A diferencia de los ataques anteriores de canal lateral a SSD, FROST se ejecuta exclusivamente en el navegador. Utiliza JavaScript para interactuar con OPFS (sistema de archivos privado de origen), espacio de almacenamiento asignado que se proporciona a un sitio específico para ejecutar el código necesario para completar una tarea específica. Los sitios web pueden crearlos sin requerir la interacción de los visitantes.

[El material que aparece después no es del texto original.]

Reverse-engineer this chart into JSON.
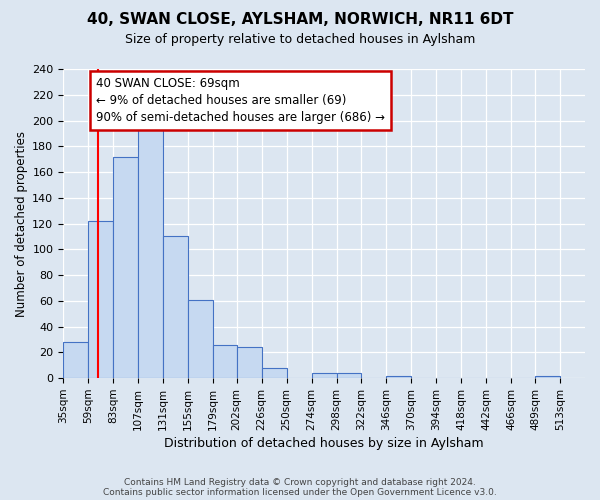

Aunque cada sistema de archivos está aislado de otros sitios web y del propio sistema del dispositivo, JavaScript puede medir las interacciones de E/S. Luego, al realizar estas interacciones a través de una formación previa redes neuronales convolucionales(un sistema que utiliza aprendizaje profundo para analizar texto, audio e imágenes) los atacantes pueden inferir las distintas aplicaciones y sitios web abiertos en un dispositivo.
“Los atacantes miden continuamente la contención de SSD realizando lecturas aleatorias de archivos OPFS de gran tamaño”, explicaron los investigadores. “La contención de SSD causada por la actividad del usuario provoca diferencias de latencia mensurables para estas operaciones de lectura. Al entrenar una red neuronal convolucional (CNN) en estos rastros, un atacante puede detectar la actividad del usuario en el sistema host clasificando nuevos rastros usando el modelo entrenado”.
Esta técnica tiene limitaciones. Primero, el archivo OPFS debe ser muy grande, quizás un gigabyte o más. Estos requisitos significan que muchos usuarios inevitablemente detectarán un ataque a gran escala. Además, los archivos OPFS deben almacenarse en el mismo SSD que utiliza el visitante. Por lo general, esto no es un problema para rastrear sitios web abiertos, porque los archivos OPFS se almacenan en la ubicación predeterminada del navegador. Si una aplicación utiliza una unidad SSD separada para la aplicación, FROST no puede detectarla.
Una de las mejores formas de prevenir ataques FROST es cerrar las pestañas tan pronto como ya no sean necesarias. Los usuarios más expertos pueden controlar la creación y el tamaño de los archivos OPFS asignados por sitios web desconocidos. Los investigadores propusieron una forma para que los fabricantes de navegadores cerraran los canales laterales. Uno de esos métodos es limitar el tamaño máximo de archivo permitido. No hay indicios de que se haya llevado a cabo un ataque FROST en la naturaleza.